I'm cranky today, and I have no attention span.

Tuesday, April 18, 2006

Kieran, please tell me it gets better...

I'm embarking on Cool Running's Couch-to-5K Running Plan. I went for my first run/jog today, but only lasted 15 minutes instead of 20. When they talk about "runner's high," I doubt they meant the dope-sick nausea I felt halfway through my workout. Why is it that I can do 90 minutes of yoga and yet I cannot stomach 20 minutes of jogging and walking? I keep trying to tell myself, "It will get better. Your body will thank you when you're able to run 3 miles." At least the current attempt at fitness is actually good for me.

What is bad for me, however, is caffeine. I've stopped drinking it, but today I went to Starbucks with my hairdresser and got an iced coffee. I don't know why I "forgot" that iced coffee is just plain ol' evil caffeinated coffee on ice. For some reason, my brain thinks of it as more of a milkshake than anything else. So now I'm flying on my iced coffee and have turned into Twitchy McTwitcherson. Ugh.

Monday, April 17, 2006

From idea to practice


hot dog gun!, originally uploaded by heathalouise.

Let's think about this: somewhere, at some time, there was a meeting in which someone decided that it would be a good idea to create a contraption that shot hot dogs into the stands in between innings of a baseball game. Not only that, the contraption is shaped like a hot dog. Add the pig celebrating that his fellow swine are being slaughtered and turned into cannon fodder, and you've got good ol' American ingenuity.

Hot dog gun, I praise thee...

Friday, April 14, 2006

i love my job...

Because today, I get to talk about music on TV, and I'm showing The Monkees and The O.C. in class. If I had been more together, I would have taped an old episode of Miami Vice from TV Land. It's days like this that make me so freakin' happy that I work in a field that lets me use my endless TV knowledge to prove a point.

Thursday, April 06, 2006

we love it when our friends become successful

Three cheers for my best friend: after four interviews, she finally got her Fancy State Job. "Heather, I'm living the dream" she shouted to me over the phone, "I'm middle management!" This makes me happy on so many levels. The girl has had enough craptacular things happen to her over the years (hello, Hurricane Katrina, anyone?), and now she seems to be back on track. Plus, it means she'll have cash to come and visit. Woohoo!
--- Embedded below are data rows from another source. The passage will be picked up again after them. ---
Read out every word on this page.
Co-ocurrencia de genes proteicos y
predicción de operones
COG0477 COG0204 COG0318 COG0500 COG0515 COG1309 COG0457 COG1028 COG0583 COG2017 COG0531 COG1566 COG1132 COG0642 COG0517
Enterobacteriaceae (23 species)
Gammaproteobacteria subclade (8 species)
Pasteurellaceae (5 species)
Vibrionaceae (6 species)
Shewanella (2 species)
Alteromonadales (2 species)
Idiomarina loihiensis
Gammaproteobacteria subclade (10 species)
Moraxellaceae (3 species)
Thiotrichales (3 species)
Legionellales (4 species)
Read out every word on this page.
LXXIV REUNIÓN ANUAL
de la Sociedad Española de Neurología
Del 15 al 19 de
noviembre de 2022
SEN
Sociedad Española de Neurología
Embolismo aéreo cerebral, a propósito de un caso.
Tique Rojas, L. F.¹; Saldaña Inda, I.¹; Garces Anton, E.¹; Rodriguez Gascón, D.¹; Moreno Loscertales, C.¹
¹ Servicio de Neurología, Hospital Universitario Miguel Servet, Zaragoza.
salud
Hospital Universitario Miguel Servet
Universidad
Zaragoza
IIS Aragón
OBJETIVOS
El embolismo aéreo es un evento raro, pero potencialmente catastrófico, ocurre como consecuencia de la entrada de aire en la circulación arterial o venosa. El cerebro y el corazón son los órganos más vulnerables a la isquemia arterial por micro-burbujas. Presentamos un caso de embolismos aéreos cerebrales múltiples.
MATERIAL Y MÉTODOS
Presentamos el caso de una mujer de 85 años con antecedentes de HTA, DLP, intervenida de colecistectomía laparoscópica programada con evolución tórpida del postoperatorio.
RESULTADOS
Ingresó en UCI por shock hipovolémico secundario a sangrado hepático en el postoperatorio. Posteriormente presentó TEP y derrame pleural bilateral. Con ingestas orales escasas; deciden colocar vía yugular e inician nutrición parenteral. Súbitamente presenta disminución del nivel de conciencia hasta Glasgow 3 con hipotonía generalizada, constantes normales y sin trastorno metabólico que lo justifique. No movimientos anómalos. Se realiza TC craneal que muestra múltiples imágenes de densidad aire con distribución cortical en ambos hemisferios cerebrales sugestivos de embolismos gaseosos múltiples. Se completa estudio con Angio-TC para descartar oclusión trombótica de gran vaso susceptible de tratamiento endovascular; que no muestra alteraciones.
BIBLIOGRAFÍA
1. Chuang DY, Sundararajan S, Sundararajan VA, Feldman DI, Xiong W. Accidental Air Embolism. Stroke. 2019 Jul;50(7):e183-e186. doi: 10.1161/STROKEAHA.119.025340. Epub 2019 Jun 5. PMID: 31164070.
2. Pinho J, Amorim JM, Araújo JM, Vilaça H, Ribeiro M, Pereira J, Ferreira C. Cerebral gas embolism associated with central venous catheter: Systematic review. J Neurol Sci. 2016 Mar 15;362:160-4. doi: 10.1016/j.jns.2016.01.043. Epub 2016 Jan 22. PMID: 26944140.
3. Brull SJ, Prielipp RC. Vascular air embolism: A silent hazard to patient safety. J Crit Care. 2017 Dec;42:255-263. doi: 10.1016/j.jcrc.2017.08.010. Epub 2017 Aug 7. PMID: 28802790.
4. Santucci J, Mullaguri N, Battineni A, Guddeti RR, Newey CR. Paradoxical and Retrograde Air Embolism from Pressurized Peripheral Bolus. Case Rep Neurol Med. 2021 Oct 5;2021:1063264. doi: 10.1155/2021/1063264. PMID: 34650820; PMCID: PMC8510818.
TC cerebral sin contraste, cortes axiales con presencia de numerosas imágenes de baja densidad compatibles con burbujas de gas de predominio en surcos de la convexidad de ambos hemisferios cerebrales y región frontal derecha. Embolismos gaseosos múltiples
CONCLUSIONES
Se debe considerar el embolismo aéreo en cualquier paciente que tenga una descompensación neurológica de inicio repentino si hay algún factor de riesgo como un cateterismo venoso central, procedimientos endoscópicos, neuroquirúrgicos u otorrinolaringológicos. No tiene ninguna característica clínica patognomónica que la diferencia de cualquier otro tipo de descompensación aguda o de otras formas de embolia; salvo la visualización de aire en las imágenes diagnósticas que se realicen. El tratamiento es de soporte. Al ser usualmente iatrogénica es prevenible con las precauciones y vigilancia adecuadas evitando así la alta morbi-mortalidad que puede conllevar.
After catching up via On Demand, I've decided that I just do not like Big Love. Everyone on the show is loathsome, and Bill Paxton especially creeps me out. I don't think I can watch it anymore. I'll stick with The Sopranos and my super guilty pleasure The L Word, thanks.

Wednesday, April 05, 2006

it's not the age of reason

Im watching the Red Sox play the Texas Rangers on MLB Extra Innings (yay free preview!), and its the Fox Sports Network Southwest feed. The color commentator is discussing how pitcher Josh Beckett is wearing the number 19 because the Sox are keeping 21 available in case Roger Clemens comes back to the Boston. The next thing out of the color guys mouth? So, as the Old 97s sing, he is only 19. I am cracking up.